You brought the point up. I’m not arguing from authority. You’re the one bringing it up to divert attention from testing @gpuccio’s hypothesis.
Your question had nothing to do with areas of interest. Please stop trying to deflect.
You’ve made your lack of confidence in the hypothesis quite clear, Bill. If you weren’t interested, why did you bring up the sarcomere in this context?
I understand it quite well.
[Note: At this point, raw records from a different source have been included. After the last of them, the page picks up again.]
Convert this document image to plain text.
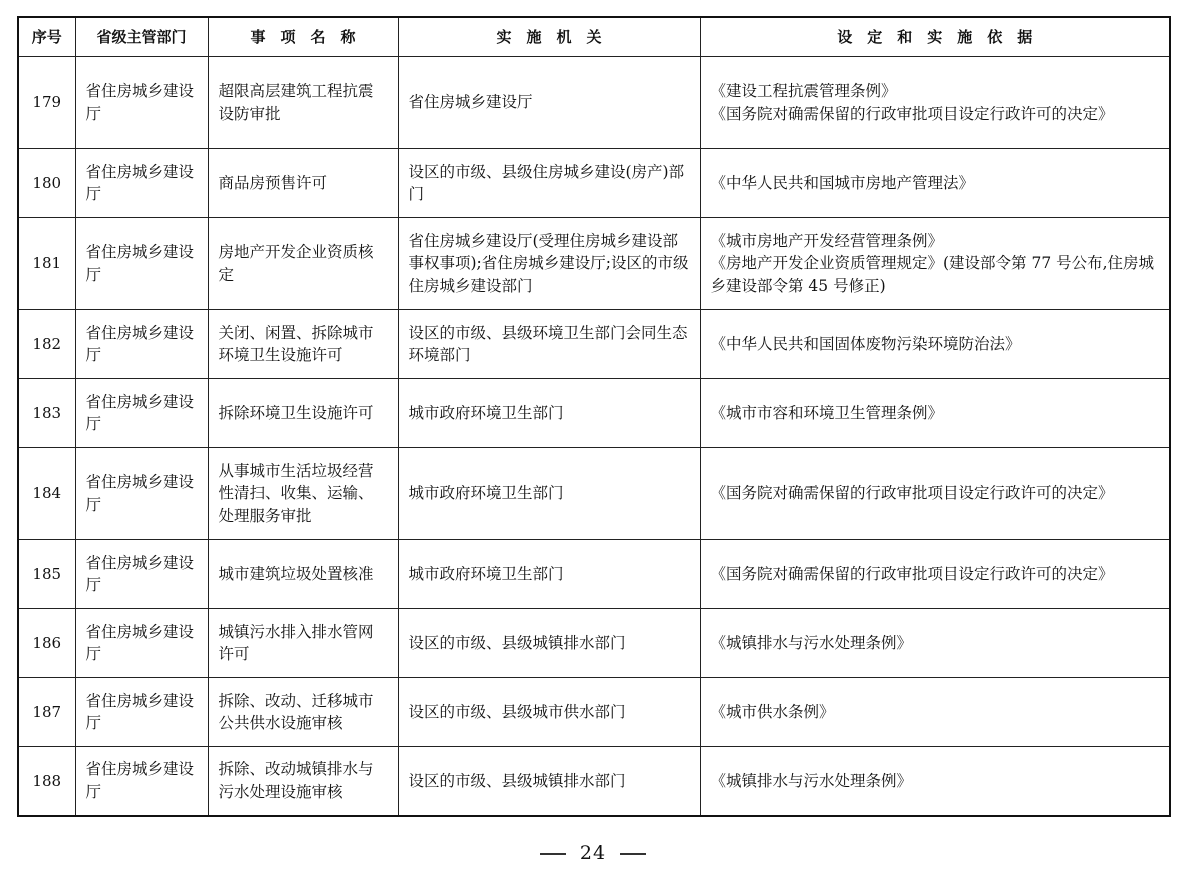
序号	省级主管部门	事　项　名　称	实　施　机　关	设　定　和　实　施　依　据
179	省住房城乡建设厅	超限高层建筑工程抗震设防审批	省住房城乡建设厅	《建设工程抗震管理条例》
《国务院对确需保留的行政审批项目设定行政许可的决定》

180	省住房城乡建设厅	商品房预售许可	设区的市级、县级住房城乡建设(房产)部门	《中华人民共和国城市房地产管理法》

181	省住房城乡建设厅	房地产开发企业资质核定	省住房城乡建设厅(受理住房城乡建设部事权事项);省住房城乡建设厅;设区的市级住房城乡建设部门	《城市房地产开发经营管理条例》
《房地产开发企业资质管理规定》(建设部令第 77 号公布,住房城乡建设部令第 45 号修正)

182	省住房城乡建设厅	关闭、闲置、拆除城市环境卫生设施许可	设区的市级、县级环境卫生部门会同生态环境部门	《中华人民共和国固体废物污染环境防治法》

183	省住房城乡建设厅	拆除环境卫生设施许可	城市政府环境卫生部门	《城市市容和环境卫生管理条例》

184	省住房城乡建设厅	从事城市生活垃圾经营性清扫、收集、运输、处理服务审批	城市政府环境卫生部门	《国务院对确需保留的行政审批项目设定行政许可的决定》

185	省住房城乡建设厅	城市建筑垃圾处置核准	城市政府环境卫生部门	《国务院对确需保留的行政审批项目设定行政许可的决定》

186	省住房城乡建设厅	城镇污水排入排水管网许可	设区的市级、县级城镇排水部门	《城镇排水与污水处理条例》

187	省住房城乡建设厅	拆除、改动、迁移城市公共供水设施审核	设区的市级、县级城市供水部门	《城市供水条例》

188	省住房城乡建设厅	拆除、改动城镇排水与污水处理设施审核	设区的市级、县级城镇排水部门	《城镇排水与污水处理条例》
24
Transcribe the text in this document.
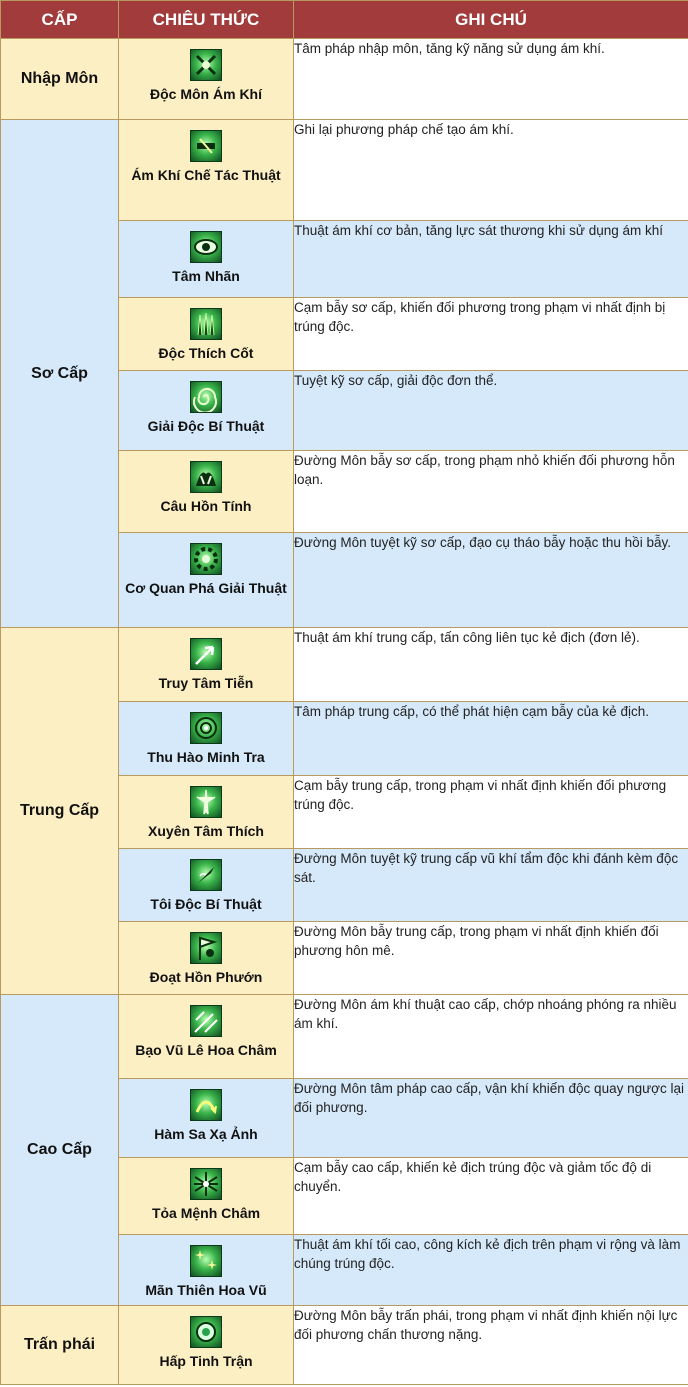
CẤP	CHIÊU THỨC	GHI CHÚ
Nhập Môn	Độc Môn Ám Khí	Tâm pháp nhập môn, tăng kỹ năng sử dụng ám khí.
Sơ Cấp	Ám Khí Chế Tác Thuật	Ghi lại phương pháp chế tạo ám khí.

	Tâm Nhãn	Thuật ám khí cơ bản, tăng lực sát thương khi sử dụng ám khí

	Độc Thích Cốt	Cạm bẫy sơ cấp, khiến đối phương trong phạm vi nhất định bị trúng độc.

	Giải Độc Bí Thuật	Tuyệt kỹ sơ cấp, giải độc đơn thể.

	Câu Hồn Tính	Đường Môn bẫy sơ cấp, trong phạm nhỏ khiến đối phương hỗn loạn.

	Cơ Quan Phá Giải Thuật	Đường Môn tuyệt kỹ sơ cấp, đạo cụ tháo bẫy hoặc thu hồi bẫy.
Trung Cấp	Truy Tâm Tiễn	Thuật ám khí trung cấp, tấn công liên tục kẻ địch (đơn lẻ).

	Thu Hào Minh Tra	Tâm pháp trung cấp, có thể phát hiện cạm bẫy của kẻ địch.

	Xuyên Tâm Thích	Cạm bẫy trung cấp, trong phạm vi nhất định khiến đối phương trúng độc.

	Tôi Độc Bí Thuật	Đường Môn tuyệt kỹ trung cấp vũ khí tẩm độc khi đánh kèm độc sát.

	Đoạt Hồn Phướn	Đường Môn bẫy trung cấp, trong phạm vi nhất định khiến đối phương hôn mê.
Cao Cấp	Bạo Vũ Lê Hoa Châm	Đường Môn ám khí thuật cao cấp, chớp nhoáng phóng ra nhiều ám khí.

	Hàm Sa Xạ Ảnh	Đường Môn tâm pháp cao cấp, vận khí khiến độc quay ngược lại đối phương.

	Tỏa Mệnh Châm	Cạm bẫy cao cấp, khiến kẻ địch trúng độc và giảm tốc độ di chuyển.

	Mãn Thiên Hoa Vũ	Thuật ám khí tối cao, công kích kẻ địch trên phạm vi rộng và làm chúng trúng độc.
Trấn phái	Hấp Tinh Trận	Đường Môn bẫy trấn phái, trong phạm vi nhất định khiến nội lực đối phương chấn thương nặng.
That’s why I am challenging you to apply it to the example you introduced.
There are no errors in the protein sequences of actin and the myosin heavy chains. They have all been sequenced many times.
No, there is no such “error factor.” You’re evading testing the hypothesis, Bill. Why?
What’s obvious is that you don’t understand the important difference between mutation and the fixation of mutant alleles. I’m trying to work with you to test the hypothesis that there is a correlation between a sequence being constrained (or critical) and the amount of functional information it contains.
You’re trying to avoid doing this. Why?
Then let’s calculate “FI” using both alpha and beta isoforms, because both are present.
The confidence level of the measurements. These sequence measurements have no errors, so that escape hatch is not available.
What’s the “FI” for human actin without any fudging, Bill?
For starters, because “statically sampling” is gibberish.
Let’s try to move on and limit ourselves to only human and mouse, which are sufficient to disprove the hypothesis. With 100% conservation, what’s the calculated “FI” for alpha-actin, with no estimations?